As founder and CEO of Hanson Robotics, David develops extremely life-like robots with social cognition. By combining expressive robotic faces with walking robot bodies, research in cognitive A.I., sculpture, and bio-inspired material science, he strives to integrate these disparate technologies to create robots as socially adept as any human being.
The bold, life-like appearance of life in Hanson robots springs from the synthesis of biology, neurally-inspired cognitive systems, machine perception, artistry of interactive character design, animation, and sculpture, and the expressive quality of Hanson’s patented Frubber™, a spongy, structured elastic polymer that expertly mimics the movement of real human musculature and skin. These groundbreaking technologies allow Hanson Robotics to understand and model the human being, providing their robots with the appearance of life whilst enabling them to think, feel, perceive people, understand speech and hold natural conversations.

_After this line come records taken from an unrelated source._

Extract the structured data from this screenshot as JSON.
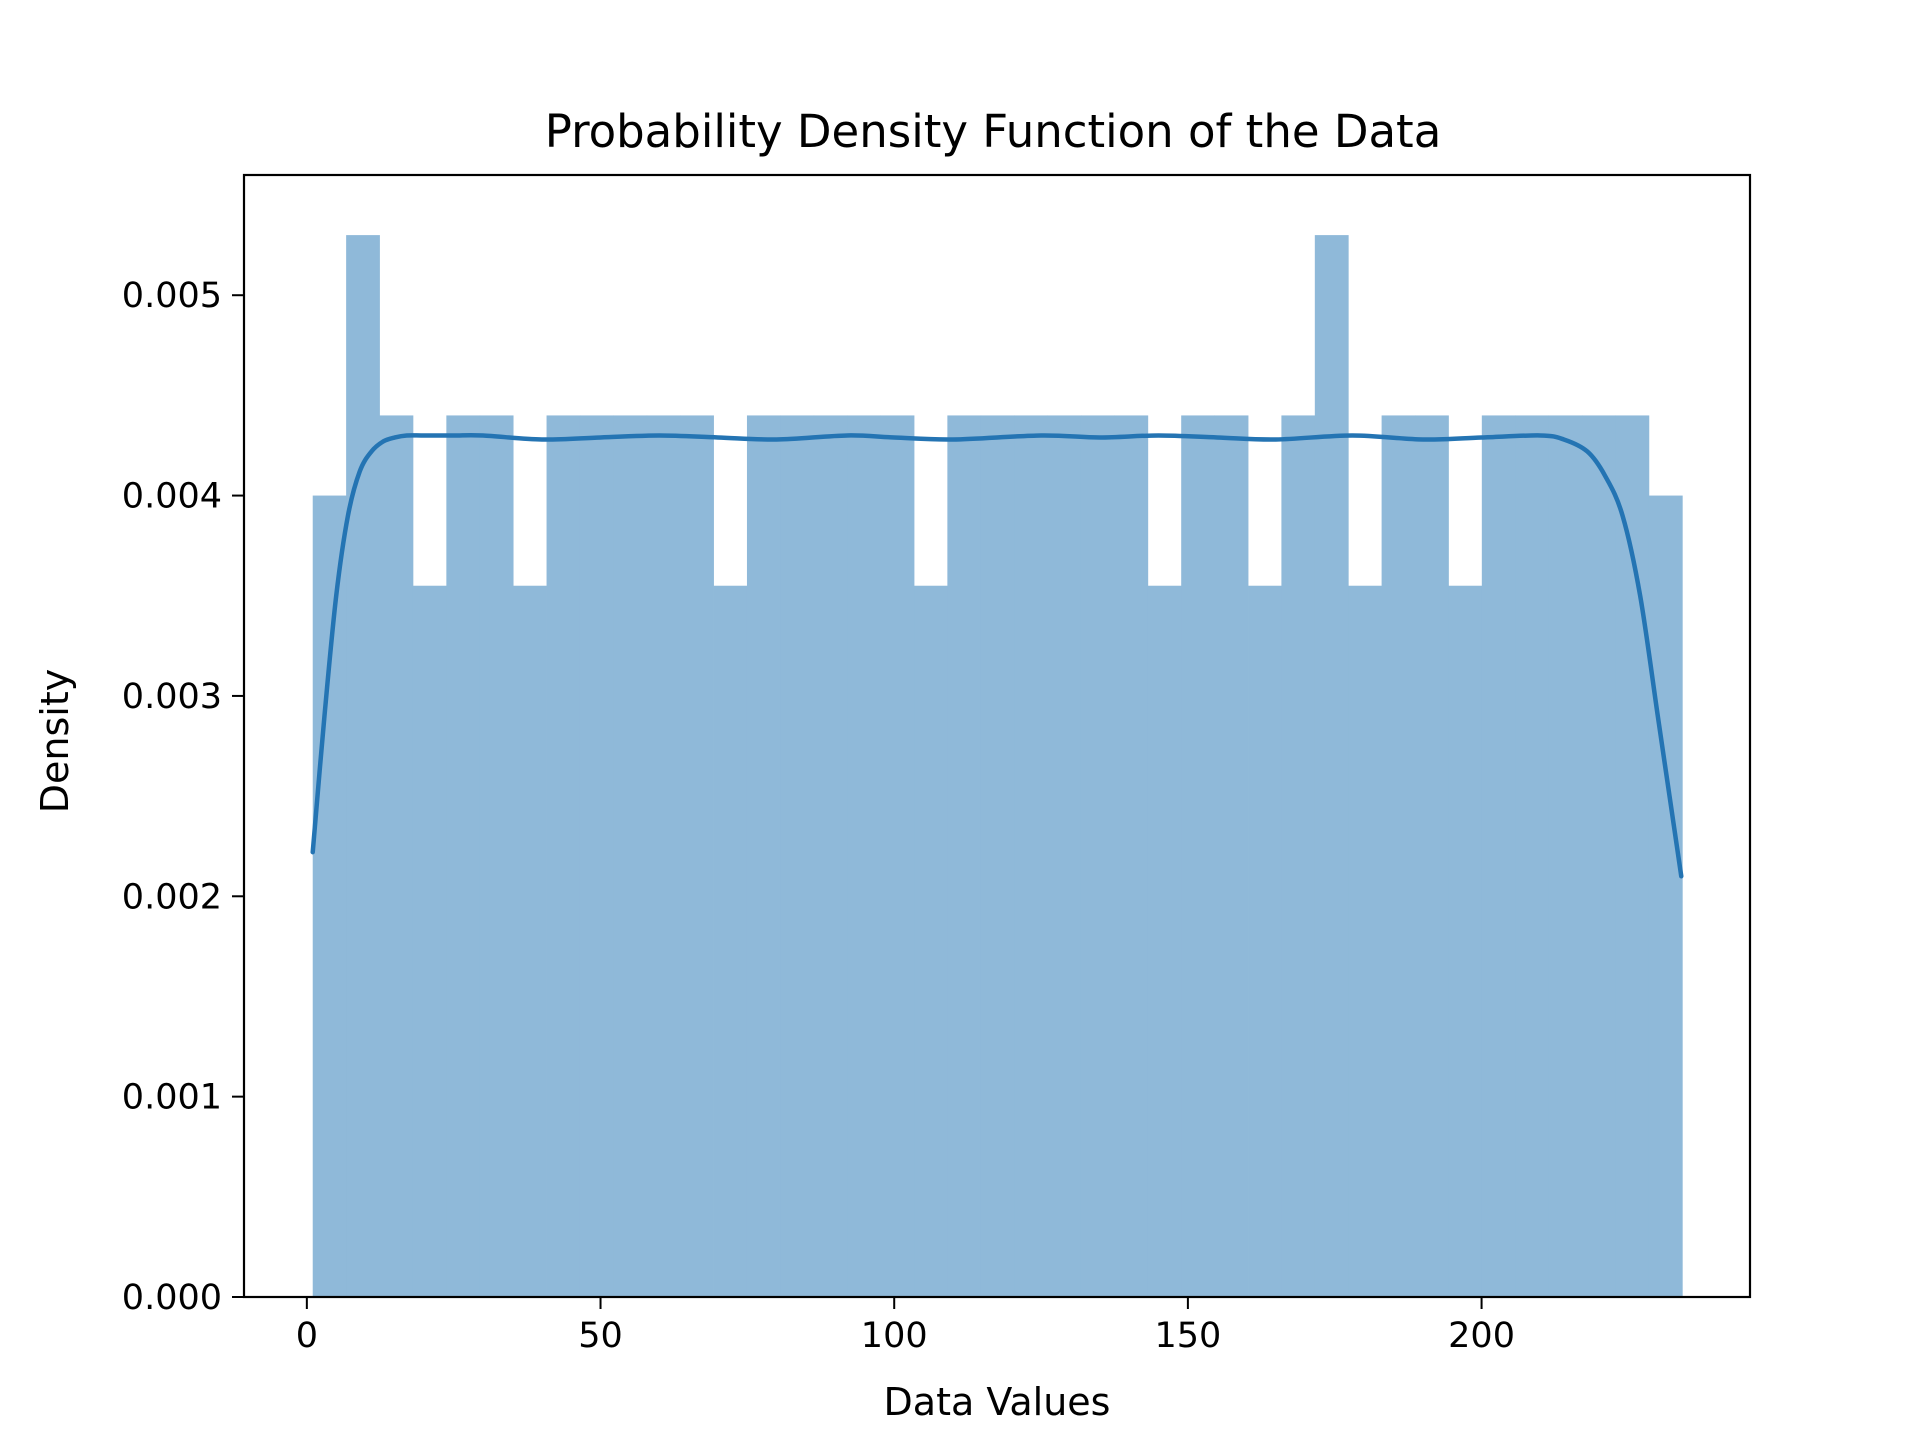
{
  "chart_data": {
    "type": "bar",
    "title": "Probability Density Function of the Data",
    "xlabel": "Data Values",
    "ylabel": "Density",
    "xlim": [
      -10.7,
      245.7
    ],
    "ylim": [
      0,
      0.0056
    ],
    "x_ticks": [
      "0",
      "50",
      "100",
      "150",
      "200"
    ],
    "x_tick_values": [
      0,
      50,
      100,
      150,
      200
    ],
    "y_ticks": [
      "0.000",
      "0.001",
      "0.002",
      "0.003",
      "0.004",
      "0.005"
    ],
    "y_tick_values": [
      0,
      0.001,
      0.002,
      0.003,
      0.004,
      0.005
    ],
    "grid": false,
    "colors": {
      "histogram": "#8fb9d9",
      "kde": "#2474b3"
    },
    "histogram": {
      "bin_edges": [
        1,
        6.69,
        12.37,
        18.06,
        23.75,
        29.43,
        35.12,
        40.81,
        46.5,
        52.18,
        57.87,
        63.56,
        69.24,
        74.93,
        80.62,
        86.3,
        91.99,
        97.68,
        103.37,
        109.05,
        114.74,
        120.43,
        126.11,
        131.8,
        137.49,
        143.17,
        148.86,
        154.55,
        160.24,
        165.92,
        171.61,
        177.3,
        182.98,
        188.67,
        194.36,
        200.04,
        205.73,
        211.42,
        217.11,
        222.79,
        228.48,
        234.17
      ],
      "density": [
        0.004,
        0.0053,
        0.0044,
        0.00355,
        0.0044,
        0.0044,
        0.00355,
        0.0044,
        0.0044,
        0.0044,
        0.0044,
        0.0044,
        0.00355,
        0.0044,
        0.0044,
        0.0044,
        0.0044,
        0.0044,
        0.00355,
        0.0044,
        0.0044,
        0.0044,
        0.0044,
        0.0044,
        0.0044,
        0.00355,
        0.0044,
        0.0044,
        0.00355,
        0.0044,
        0.0053,
        0.00355,
        0.0044,
        0.0044,
        0.00355,
        0.0044,
        0.0044,
        0.0044,
        0.0044,
        0.0044,
        0.004
      ]
    },
    "kde": {
      "x": [
        1,
        3,
        5,
        7,
        9,
        11,
        13,
        15,
        17,
        20,
        25,
        30,
        40,
        50,
        60,
        70,
        80,
        92,
        100,
        110,
        125,
        135,
        145,
        155,
        165,
        178,
        190,
        200,
        210,
        214,
        218,
        221,
        224,
        227,
        230,
        232,
        234
      ],
      "y": [
        0.00222,
        0.0029,
        0.0035,
        0.0039,
        0.00412,
        0.00422,
        0.00427,
        0.00429,
        0.0043,
        0.0043,
        0.0043,
        0.0043,
        0.00428,
        0.00429,
        0.0043,
        0.00429,
        0.00428,
        0.0043,
        0.00429,
        0.00428,
        0.0043,
        0.00429,
        0.0043,
        0.00429,
        0.00428,
        0.0043,
        0.00428,
        0.00429,
        0.0043,
        0.00428,
        0.00422,
        0.0041,
        0.0039,
        0.0035,
        0.0029,
        0.0025,
        0.0021
      ]
    }
  }
}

David will also be joined on tour by Richard Margolin, Amanda Hanson and a robotic friend.
Dr Fiona Wood
Groundbreaking plastic surgeon Doctor Fiona Wood hardly needs introducing.
Named Australian of the Year in 2005, Dr Wood is well-known for her pioneering work treating burns victims. She is Head of the Royal Perth Hospital’s Burns Unit and Director of the Western Australian Burns Service. She is also a Clinical Professor with the School of Paediatrics and Child Health at the University of Western Australia, and Chair of the McComb Research Foundation.
Dr Wood has gained international acclaim for her patented invention of spray on skin cells for burns victims, a development that has dramatically changed the way burns are managed.
In October 2002, Dr Wood was propelled into the media spotlight when survivors from the Bali bombings arrived at Royal Perth Hospital. She led a courageous team in the fight to save 28 patients suffering from between 2 and 92 percent body burns, infections and delayed shock. Dr Wood’s exceptional leadership and surgical skills during this incident brought world-wide praise and recognition to the Royal Perth Hospital Burns Unit and highlighted the groundbreaking research into burns treatment taking place in Western Australia.